Marsel RUSSO Köşe Yazısı
9 Ocak 2008 Çarşamba

Geçen günlerde, Ramazan dolayısı ile Üsküdar Belediyesi’nin düzenlediği iftar yemeğine katılan Yahudi ve Hıristiyan cemaatinin temsilcilerine, toplumdan gelen çirkin tepkileri gördüğümde, televizyonun başında donup kaldım dersem yalan olmaz.
Böylesine yakışıksız ve dayanaksız tepkilerin ekranlara taşınması topluma neler ifade eder bilmem ama beni derinden etkiledi. Günlerdir bunu düşünüyorum. Ramazan ayı gibi kutsal bir dönemde, dinler arası diyalogun mimarlarının Hatay’da yaptıkları toplantıda verdikleri kardeşlik ve dayanışma mesajlarının üzerinden henüz çok kısa bir zaman geçtiği bir anda, iftar çadırına misafir olarak gelen ve kendi cemaatlerinin selamlarını getiren diğer dinlerin temsilcilerine yağan bu öfkenin, hırsın anlamı ne? Geneli ifade etmeseler de, böyle çatlak seslerin yükselmesi neyin habercisidir?
Türkiye’nin toplumsal ve siyasi bir başarı sonucu AB ile müzakere sürecine girdiği şu günlerde, çok kültürlü sosyal yapısı kendisine bir avantaj sağlayacaktır… Çoğunluğu Müslüman olan bir ülkenin, Hıristiyan batı ile köprü kurması gibi tarihi bir misyon üstlenmesi bu anlamda, bir gurur kaynağı olmalıdır. Yüzyılın başından beri yaşanan terör olaylarının dünyayı nasıl bir eşiğe getirdiği dikkate alınırsa, bu misyonun önemi daha açık bir şekilde ortaya çıkar.

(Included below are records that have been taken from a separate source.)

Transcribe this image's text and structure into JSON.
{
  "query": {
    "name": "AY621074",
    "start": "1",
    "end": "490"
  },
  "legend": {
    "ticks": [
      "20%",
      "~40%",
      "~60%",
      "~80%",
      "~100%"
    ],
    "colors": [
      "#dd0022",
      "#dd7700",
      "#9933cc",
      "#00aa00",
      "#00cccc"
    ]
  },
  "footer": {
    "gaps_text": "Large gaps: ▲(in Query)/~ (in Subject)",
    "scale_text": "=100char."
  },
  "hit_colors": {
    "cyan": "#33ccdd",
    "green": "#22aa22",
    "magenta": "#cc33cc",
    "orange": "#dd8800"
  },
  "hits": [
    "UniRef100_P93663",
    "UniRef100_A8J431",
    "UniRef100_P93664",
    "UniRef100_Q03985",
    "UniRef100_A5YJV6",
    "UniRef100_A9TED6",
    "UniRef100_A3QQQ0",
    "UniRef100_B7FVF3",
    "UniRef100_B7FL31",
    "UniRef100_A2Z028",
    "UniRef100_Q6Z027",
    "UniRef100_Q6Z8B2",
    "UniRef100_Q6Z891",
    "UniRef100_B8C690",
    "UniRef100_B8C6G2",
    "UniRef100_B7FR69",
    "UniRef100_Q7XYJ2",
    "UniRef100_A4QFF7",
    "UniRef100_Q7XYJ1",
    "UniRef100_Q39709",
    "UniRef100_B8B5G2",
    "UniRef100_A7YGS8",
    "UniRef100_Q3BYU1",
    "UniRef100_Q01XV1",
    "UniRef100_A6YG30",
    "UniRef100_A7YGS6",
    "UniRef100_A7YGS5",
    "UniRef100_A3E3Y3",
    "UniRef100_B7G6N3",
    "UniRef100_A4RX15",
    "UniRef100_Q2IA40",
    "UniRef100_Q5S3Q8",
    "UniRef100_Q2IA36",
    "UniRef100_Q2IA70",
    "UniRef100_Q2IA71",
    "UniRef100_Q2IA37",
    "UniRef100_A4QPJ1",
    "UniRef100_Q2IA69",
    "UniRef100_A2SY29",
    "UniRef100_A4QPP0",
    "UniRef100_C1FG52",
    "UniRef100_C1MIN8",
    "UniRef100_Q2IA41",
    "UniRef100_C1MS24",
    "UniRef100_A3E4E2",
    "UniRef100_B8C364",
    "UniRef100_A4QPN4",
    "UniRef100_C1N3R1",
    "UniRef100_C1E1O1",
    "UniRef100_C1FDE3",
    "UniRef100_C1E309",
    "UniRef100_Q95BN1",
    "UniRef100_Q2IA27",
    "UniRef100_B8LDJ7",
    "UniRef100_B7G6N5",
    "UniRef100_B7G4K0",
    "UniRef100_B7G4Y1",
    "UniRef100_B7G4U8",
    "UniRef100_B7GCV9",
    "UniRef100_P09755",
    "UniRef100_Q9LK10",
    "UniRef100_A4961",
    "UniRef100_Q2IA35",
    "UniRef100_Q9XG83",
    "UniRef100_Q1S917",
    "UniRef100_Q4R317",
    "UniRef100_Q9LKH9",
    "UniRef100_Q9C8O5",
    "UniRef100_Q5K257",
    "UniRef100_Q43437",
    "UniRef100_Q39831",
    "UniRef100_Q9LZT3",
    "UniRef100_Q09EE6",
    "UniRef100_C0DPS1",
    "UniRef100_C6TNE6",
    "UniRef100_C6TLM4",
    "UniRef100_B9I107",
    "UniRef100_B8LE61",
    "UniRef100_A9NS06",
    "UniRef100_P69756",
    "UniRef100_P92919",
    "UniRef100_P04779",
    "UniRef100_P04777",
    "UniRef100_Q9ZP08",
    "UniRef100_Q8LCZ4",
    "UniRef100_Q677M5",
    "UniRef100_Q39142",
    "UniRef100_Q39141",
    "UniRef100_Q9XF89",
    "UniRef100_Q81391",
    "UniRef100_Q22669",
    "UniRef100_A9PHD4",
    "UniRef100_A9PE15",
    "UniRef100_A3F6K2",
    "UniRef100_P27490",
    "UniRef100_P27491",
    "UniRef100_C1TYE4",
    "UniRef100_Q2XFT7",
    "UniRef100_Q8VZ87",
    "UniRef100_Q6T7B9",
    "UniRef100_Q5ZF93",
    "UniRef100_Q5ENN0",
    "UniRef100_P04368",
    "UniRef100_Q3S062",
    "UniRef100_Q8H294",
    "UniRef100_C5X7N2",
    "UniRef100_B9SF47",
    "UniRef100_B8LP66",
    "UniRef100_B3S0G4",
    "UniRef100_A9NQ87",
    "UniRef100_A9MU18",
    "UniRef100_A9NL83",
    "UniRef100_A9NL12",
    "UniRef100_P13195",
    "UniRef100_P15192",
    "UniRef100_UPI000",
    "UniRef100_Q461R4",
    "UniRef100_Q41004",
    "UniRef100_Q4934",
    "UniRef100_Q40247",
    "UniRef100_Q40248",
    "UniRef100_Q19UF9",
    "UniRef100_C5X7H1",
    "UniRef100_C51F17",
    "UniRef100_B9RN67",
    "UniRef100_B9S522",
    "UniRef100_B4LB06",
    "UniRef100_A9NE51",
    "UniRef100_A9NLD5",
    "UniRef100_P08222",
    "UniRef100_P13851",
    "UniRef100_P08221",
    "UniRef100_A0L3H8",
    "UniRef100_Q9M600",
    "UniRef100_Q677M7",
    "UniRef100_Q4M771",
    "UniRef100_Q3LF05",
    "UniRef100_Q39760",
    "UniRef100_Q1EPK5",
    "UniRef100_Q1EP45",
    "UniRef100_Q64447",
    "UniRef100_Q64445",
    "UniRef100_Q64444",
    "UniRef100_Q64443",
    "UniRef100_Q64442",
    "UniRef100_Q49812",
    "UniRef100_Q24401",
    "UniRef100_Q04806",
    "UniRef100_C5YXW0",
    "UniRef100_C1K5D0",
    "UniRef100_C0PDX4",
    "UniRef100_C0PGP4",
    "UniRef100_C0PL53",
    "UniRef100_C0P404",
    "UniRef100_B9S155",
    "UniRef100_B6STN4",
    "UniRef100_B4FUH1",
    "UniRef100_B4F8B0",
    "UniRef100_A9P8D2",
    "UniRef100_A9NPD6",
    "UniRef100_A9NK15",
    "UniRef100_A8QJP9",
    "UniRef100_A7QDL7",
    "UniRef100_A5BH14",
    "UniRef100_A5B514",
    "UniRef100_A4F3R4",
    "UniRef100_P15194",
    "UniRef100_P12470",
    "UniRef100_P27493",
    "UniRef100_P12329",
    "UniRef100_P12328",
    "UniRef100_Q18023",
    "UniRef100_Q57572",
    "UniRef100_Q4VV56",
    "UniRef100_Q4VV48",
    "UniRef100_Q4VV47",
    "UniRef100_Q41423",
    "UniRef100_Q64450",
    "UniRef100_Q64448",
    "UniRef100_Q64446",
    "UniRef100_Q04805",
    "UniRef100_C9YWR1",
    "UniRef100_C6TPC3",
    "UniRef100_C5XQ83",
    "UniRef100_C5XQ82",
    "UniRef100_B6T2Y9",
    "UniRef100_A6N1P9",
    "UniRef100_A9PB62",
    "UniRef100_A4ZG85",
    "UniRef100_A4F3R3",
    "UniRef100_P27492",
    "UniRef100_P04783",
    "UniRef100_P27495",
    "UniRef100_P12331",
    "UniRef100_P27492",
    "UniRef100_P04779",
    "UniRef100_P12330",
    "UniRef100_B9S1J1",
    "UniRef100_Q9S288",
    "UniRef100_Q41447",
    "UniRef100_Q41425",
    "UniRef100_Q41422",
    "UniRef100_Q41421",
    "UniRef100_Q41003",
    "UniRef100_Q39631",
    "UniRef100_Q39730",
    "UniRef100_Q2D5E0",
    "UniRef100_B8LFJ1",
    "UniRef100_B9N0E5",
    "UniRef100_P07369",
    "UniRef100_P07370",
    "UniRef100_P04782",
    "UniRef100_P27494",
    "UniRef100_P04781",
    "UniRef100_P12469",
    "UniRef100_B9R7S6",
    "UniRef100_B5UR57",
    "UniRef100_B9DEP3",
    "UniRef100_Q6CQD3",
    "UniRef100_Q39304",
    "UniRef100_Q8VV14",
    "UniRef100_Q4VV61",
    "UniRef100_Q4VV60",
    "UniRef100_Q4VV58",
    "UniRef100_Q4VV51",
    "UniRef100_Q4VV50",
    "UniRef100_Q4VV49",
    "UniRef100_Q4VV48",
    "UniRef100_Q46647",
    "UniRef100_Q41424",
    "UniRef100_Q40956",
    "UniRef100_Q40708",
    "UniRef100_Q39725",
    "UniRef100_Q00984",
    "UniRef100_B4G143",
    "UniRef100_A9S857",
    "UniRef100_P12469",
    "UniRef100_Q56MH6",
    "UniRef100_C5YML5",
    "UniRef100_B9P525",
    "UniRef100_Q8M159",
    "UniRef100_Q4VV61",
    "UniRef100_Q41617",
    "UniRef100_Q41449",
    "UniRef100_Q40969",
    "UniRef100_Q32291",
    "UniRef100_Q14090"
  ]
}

Türkiye tüm dünya için yeni bir model olma yolunda ilerliyor. Bu ilerleme sırasında, cahil, tarihi perspektifi olmayan, kibirli toplumların düştükleri hataya düşmek bizim için bir lükstür hiç şüphesiz… Ülkede yaşasın yaşamasın, dini veya kültürel kimliği ne olursa olsun, bu topraklarda doğan, yetişen herkesin, oluşan modele destek vermesi, başarıyı daha çabuk getirecek ve onu daha anlamlı kılacaktır.
Ailede ve toplumda aldığımız eğitim, iyi insan olmayı, topluma fayda sağlamayı, ülkenin refahı ve mutluluğu için çalışmayı, gelecek nesillere yararlı olgualar bırakmayı öğretir bize.
Ancak bunu başarabilmenin yolu olan uzlaşma kültüründen uzak olduğumuz, gündelik yaşamda da sık sık karşımıza çıkan bir gerçek. Farklı dinlerden veya kimliklerden gelen kişilerin aynı amaç etrafında toplanabileceğini anlamak, tarihten gelmiş olabilecek kırgınlıkları telafi etmek için objektif bir tavır takınabilmek, değişik fikirleri dinlemek, anlamak, onlardan etkilenmek ve aynı şekilde onları etkilemek, sonuçta bir uzlaşı içinde olgunlaşmak… 2005 yılında, uygar insanın ve toplumların ulaşması gereken seviye budur.
Bunun başarılması, toplumun eğitim seviyesinin yükseltilmesine, kayıtsız şartsız itaat eden, salt duyguları ile hareket eden bireyler yerine, düşünen ve düşündüklerini sentezleyebilen bireyler yetiştirilmesine, tarihin sebep – sonuç ilişkilerini ortaya koyarak anlatılmasına ve bireylerin, şahsi ve ulusal varlıklarını bu derinlik içinde tanımlayabilmelerine bağlıdır.
Aksi takdirde, iftar çadırında yaşananlar, yaşanmaya devam eder ve düşünmek bile istemiyorum; ama tıpkı bazı batı ülkelerinde görüldüğü gibi, hiç onaylamadığımız ırkçı hareketlere dönüşebilir.